Périco Légasse a raison de dire qu’à côté de la tragédie que traversent les éleveurs bovins, hier à viande,  aujourd’hui laitiers, la querelle du burkini ou la démission de Macron paraissent des sujets bien frivoles.

Des prairies et des  vaches;  au milieu  une ferme avec un  fermier et un chien;  c’était là une part essentielle de ce qu’était la France (rien de comparable à tous les  pays où on ne voit pas d’animaux dehors, l’élevage s’y faisant hors sol). C’est ce qui disparaît parfois tragiquement, des centaines d’agriculteurs surendettés et désespérés étant conduits au suicide chaque année dans l’indifférence générale.

Il y a quelques jours, je passais à Saint-Benoît-du-Sault, un de plus jolis villages de France  dans une région, le Sud-Berry, parmi les plus déshéritées. À la sortie du village, j’aperçois une ferme à l’abandon : l’herbe avait poussé sur le machines agricoles laissées dans les hangars sans que personne en ait trouvé l’utilité. Spectacle désolant,  tout un symbole.

Lactalis et les producteurs ont passé un accord sur la base de 0, 90 euros le litre. C’est mieux que les 0,25 euros qui étaient versés il y a un mois, mais c’est le même prix, 1,90 francs, qui était payé aux producteurs il y a trente ans. Aucune hausse de productivité significative ne justifie cette stagnation du  prix nominal versé au producteur qui représente une  baisse du prix réel. On incite les éleveurs  à rationaliser leur exploitation, à s’agrandir et ils le font, mais cela suppose des investissements  et  se traduit par toujours  plus de travail  (pour des gens qui sont déjà  sont bien au-delà des 35 heures), pas forcemént une plus grande productivité. Entre-temps, les charges n’ont cessé d’augmenter, les normes de se compliquer.

Pour ceux qui ont investi comme  on  leur  a dit,  0,90 euros  c’est un euro de moins que le prix de revient. Seuls résistent encore ceux qui n’ont pas fait d’investissements ou les ont déjà   amortis, pas forcément  les plus modernes.

Merci le libre-échange !

Il y un an, le lait de vache se vendait  à 0,36 euros le litre.
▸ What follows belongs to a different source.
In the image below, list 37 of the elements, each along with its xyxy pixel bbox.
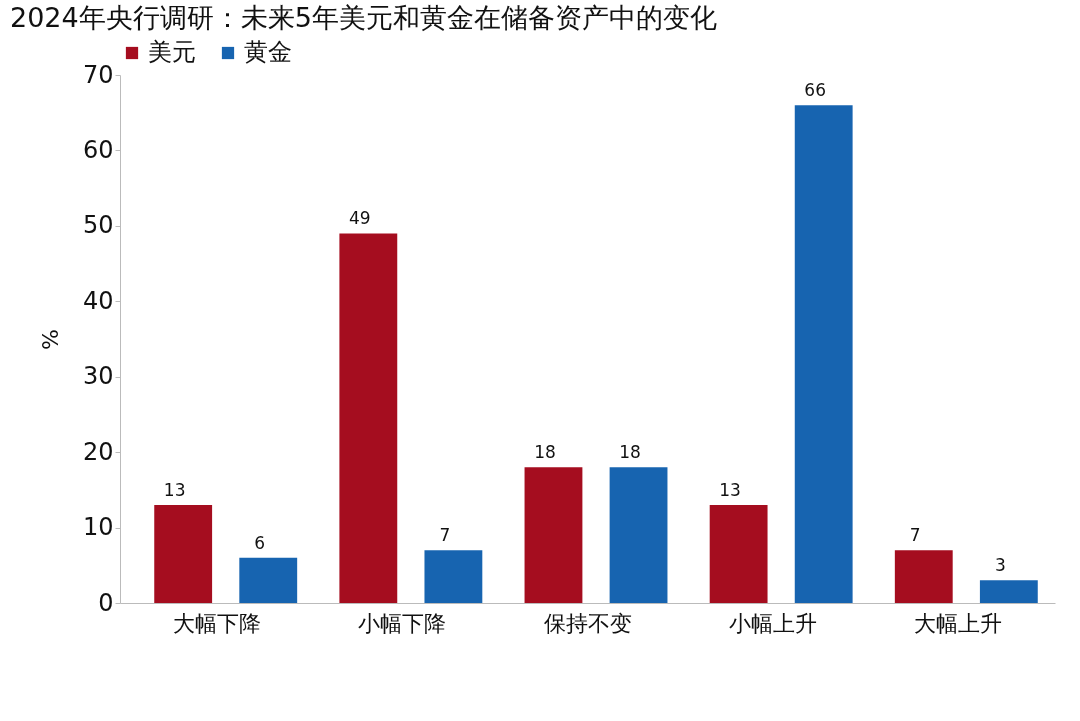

Que s’est-il passé ? La fin des quotas laitiers prévue par les accords du GATT de 1995, au nom du libre-échange, a libéré un peu partout la production. En ont particulièrement profité les producteurs allemands dont les coûts de revient (salaires, impôts, engrais, aliments) sont moindres et où le régime communiste avait laissé  en Prusse l’ héritage  d’ immenses  exploitations, proches de pays où la main d’œuvre ne coûte guère.

Si les fruits et légumes ou le vin courant ont à craindre de la  fin de l’euro, qui tirerait les prix de nos concurrents  méditerranéens vers le bas, si les exploitations céréalières ultra-compétitives du Bassin parisien  n’ont rien à  redouter hors les  intempéries ( ont elles souffrent ces jours-ci) , les éleveurs de viande ou de lait sont les premières victimes d’une monnaie surévaluée par rapport à nos concurrents d’Europe du Nord.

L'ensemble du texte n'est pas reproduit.